Я стиснул зубы. Не хватало сейчас пустить слезу… А очень хотелось! *** – Ну вот, Серг, ты почти пилот, – с грустью произнесла Талана, опрокидывая почти полный бокал прозрачной обжигающей жидкости.
Я внутренне сжался, представив, каково ей сейчас – проглотить бокал этого высокоградусного пойла. Но она только прижмурилась, втянула резко ноздрями воздух и удовлетворенно крякнула.
– Пей, – кивнула она. Мой бокал был наполнен так, как еще недавно был наполнен ее. Я отхлебнул немножко, горло обожгло.
– Кто так пьет, лейтенант? – насмешливо посмотрела на меня Талана.
Я со злостью опрокинул весь стакан, намереваясь тут же скончаться… Дыхание сперло. Слезы брызнули из глаз. Кто сказал, что самое страшное для пилота – заряд мерканской плазмы в грудь?.. Я нашарил бутерброд с ветчиной, проглотил, и только после этого стал улавливать очертания окружающих предметов.
– Теперь ты и пьешь почти как человек, Серг.
– Я вообще чем-то похож на человека, если вы еще не заметили, – выпитое меня расслабило, и я почувствовал себя в обществе с Таланой чуть свободнее, чем обычно, то есть комфортнее, чем в комнате со змеями.
– Похож на человека? – она усмехнулась. – Это ненадолго. Ты станешь настоящим пилотом. И превратишься просто в элементарную частицу этой войны. И однажды поймешь, что, кроме войны, у тебя ничего нет.
– Так уж ничего?
– Ничего важного. Все отходит на второй план. То, что казалось жизненно необходимым, становится второстепенным, то, что было ярким, блекнет. То, что должно быть дорогим, перестает им быть.

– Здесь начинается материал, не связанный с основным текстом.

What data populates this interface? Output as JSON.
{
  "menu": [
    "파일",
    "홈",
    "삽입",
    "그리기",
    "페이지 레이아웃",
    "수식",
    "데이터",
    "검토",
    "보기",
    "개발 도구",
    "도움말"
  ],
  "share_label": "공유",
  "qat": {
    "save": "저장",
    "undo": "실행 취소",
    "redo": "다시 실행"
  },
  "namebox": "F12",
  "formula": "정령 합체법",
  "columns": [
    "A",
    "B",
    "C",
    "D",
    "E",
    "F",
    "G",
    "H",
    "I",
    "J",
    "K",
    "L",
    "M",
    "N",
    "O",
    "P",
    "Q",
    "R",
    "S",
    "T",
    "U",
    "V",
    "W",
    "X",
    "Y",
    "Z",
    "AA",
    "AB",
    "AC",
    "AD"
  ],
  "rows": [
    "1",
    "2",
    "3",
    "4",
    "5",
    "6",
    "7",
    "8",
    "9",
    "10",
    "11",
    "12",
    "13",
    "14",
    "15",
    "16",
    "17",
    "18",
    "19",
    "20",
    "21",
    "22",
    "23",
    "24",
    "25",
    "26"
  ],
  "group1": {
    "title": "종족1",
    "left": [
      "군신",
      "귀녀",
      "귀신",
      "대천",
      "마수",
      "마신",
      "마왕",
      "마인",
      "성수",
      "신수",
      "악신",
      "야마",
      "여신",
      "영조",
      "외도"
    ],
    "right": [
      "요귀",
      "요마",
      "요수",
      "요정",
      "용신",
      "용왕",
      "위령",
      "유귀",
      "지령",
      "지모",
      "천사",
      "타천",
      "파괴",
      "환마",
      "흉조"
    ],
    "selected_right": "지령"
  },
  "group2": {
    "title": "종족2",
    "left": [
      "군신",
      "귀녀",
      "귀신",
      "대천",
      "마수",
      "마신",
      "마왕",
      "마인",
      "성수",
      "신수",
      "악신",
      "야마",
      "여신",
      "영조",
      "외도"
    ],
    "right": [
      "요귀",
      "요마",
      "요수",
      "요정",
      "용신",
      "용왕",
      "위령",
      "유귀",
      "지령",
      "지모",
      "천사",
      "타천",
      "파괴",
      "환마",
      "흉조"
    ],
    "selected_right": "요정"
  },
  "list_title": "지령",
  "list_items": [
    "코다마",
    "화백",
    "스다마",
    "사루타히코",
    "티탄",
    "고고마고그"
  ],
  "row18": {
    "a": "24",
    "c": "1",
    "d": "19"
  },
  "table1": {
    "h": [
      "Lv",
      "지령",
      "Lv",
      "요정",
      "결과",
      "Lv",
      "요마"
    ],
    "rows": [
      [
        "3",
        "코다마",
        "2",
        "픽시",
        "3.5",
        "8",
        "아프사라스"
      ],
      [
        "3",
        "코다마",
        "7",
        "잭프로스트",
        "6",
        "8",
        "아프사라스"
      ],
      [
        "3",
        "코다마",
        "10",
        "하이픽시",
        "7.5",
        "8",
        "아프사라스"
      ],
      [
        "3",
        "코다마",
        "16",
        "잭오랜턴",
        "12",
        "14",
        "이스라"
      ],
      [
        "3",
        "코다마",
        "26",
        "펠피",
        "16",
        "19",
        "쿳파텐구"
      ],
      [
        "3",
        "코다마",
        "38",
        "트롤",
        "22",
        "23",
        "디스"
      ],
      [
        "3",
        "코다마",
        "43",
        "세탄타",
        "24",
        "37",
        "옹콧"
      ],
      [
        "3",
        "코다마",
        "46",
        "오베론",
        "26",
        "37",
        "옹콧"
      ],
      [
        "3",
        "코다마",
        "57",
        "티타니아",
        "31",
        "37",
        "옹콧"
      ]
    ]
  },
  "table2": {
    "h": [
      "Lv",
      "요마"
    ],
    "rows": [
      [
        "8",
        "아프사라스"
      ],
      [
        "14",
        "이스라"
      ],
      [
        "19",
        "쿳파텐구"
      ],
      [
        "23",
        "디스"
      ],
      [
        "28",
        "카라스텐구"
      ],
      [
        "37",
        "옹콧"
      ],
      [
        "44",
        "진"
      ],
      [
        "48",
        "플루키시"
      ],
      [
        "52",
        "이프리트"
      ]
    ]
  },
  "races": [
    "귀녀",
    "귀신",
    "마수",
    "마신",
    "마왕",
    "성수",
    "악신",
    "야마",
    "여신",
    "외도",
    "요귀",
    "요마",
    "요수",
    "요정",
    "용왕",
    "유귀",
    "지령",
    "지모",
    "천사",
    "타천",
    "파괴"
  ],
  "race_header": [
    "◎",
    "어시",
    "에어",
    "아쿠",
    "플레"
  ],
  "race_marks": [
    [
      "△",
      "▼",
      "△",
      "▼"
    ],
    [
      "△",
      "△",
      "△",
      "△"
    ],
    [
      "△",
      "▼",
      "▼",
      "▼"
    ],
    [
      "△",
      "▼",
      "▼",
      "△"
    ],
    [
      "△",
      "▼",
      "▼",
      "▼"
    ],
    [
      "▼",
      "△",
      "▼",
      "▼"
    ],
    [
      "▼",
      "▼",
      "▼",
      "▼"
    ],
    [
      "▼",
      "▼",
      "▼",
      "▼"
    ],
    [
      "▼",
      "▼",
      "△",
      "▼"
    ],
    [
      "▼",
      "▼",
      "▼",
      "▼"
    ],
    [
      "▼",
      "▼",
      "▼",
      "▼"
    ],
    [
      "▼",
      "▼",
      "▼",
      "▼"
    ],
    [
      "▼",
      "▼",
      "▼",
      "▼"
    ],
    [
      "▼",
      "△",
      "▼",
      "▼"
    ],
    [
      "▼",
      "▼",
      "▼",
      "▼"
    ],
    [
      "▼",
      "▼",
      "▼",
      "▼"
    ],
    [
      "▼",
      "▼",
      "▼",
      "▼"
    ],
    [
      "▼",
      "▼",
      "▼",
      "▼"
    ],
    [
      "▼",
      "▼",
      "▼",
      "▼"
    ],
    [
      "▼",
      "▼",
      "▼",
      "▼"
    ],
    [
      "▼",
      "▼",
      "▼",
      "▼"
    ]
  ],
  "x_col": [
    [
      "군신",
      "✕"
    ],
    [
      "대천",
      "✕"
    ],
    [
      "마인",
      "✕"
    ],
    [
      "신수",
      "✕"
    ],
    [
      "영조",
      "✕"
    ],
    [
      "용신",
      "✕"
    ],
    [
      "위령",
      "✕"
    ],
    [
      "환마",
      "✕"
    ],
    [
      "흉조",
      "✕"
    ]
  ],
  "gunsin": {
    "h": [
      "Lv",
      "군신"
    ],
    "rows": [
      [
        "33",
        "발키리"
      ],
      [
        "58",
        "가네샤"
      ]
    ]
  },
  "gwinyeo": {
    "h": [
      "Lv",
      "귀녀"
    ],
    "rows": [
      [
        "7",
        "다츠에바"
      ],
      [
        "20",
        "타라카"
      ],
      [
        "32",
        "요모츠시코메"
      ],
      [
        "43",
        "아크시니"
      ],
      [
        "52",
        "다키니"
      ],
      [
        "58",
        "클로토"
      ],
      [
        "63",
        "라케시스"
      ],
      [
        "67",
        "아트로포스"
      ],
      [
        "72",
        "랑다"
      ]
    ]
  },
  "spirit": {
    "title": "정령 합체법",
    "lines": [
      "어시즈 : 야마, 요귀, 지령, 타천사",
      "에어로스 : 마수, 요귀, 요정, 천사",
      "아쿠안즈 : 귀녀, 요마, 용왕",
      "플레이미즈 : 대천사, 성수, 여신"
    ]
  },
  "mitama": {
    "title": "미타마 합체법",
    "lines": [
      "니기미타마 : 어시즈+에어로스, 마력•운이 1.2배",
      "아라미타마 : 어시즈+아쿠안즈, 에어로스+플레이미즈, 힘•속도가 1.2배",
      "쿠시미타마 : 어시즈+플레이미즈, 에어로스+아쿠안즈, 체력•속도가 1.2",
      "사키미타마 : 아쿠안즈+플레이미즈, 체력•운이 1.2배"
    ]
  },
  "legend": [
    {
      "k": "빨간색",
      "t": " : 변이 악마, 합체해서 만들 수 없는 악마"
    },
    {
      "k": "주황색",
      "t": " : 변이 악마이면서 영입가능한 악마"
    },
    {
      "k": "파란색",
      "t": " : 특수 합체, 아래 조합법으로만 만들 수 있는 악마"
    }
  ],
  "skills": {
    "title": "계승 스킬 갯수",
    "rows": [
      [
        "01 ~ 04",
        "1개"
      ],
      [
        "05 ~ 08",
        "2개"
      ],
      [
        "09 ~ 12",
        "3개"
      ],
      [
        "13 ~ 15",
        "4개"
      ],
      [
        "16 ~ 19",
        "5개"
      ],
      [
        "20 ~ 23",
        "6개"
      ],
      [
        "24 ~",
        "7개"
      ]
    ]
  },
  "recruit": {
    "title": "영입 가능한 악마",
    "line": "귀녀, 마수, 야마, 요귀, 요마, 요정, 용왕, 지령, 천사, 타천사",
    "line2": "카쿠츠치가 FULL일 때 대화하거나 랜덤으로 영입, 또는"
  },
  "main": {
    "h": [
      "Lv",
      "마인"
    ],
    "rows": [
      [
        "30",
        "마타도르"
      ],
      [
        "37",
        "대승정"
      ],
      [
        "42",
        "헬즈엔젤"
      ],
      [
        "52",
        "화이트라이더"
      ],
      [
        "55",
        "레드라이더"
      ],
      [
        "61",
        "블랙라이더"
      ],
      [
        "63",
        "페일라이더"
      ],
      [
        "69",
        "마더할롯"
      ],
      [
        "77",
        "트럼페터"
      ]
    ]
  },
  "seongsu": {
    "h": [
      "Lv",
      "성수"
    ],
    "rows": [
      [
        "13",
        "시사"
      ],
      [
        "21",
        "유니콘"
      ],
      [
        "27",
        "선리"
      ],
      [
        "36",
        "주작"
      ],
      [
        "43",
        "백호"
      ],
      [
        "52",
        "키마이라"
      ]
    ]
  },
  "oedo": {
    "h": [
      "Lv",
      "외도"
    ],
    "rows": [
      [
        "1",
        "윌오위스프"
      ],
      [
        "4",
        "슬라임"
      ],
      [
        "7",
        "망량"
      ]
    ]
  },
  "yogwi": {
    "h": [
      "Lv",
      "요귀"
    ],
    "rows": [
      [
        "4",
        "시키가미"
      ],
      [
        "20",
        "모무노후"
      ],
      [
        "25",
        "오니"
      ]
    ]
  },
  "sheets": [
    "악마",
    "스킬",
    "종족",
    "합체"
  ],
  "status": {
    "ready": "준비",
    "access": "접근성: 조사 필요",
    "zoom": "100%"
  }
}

– Но мы возвращаемся с этой шарховой войны.
– Мы… – она сделала ударение на «мы», – не возвращаемся. Кто-то из них, – обвела рукой полный бар, – может вернуться. Отвоевать свой срок. Потешить самолюбие. Получить награды, звания, деньги. И писать мемуары для глобальной сети… Но мы из другого теста.
– Почему вы выделяете меня?
– Потому что ты из того же теста, что и я. Потому что ты, лейтенант, живешь по-настоящему только в кабине истребителя…
Я попытался собраться, прогнать волну хмеля, туманящего мозг. А ведь она права! Я вспомнил тот первый бой. И понял, что действительно по-настоящему жил только тогда.
– Ты мой пятый стажер, Серг.
– Как?
Цифра внушительная. Выпустить пять пилотов.
– В живых из предыдущих осталось двое. Один воюет до сих пор в другом секторе. Другой надолго застрял в клинике психической реабилитации… Троих уже нет… Скажи, сколько раз в день ты мечтал придушить меня?
– Я не считал, капитан.
– До стольких считать не умеешь? – засмеялась она. – Ты меня ненавидел, Серг.
– Никак нет.
– Тебе сколько лет?
– Двадцать пять.
– Мне – тридцать три. Не такая большая разница.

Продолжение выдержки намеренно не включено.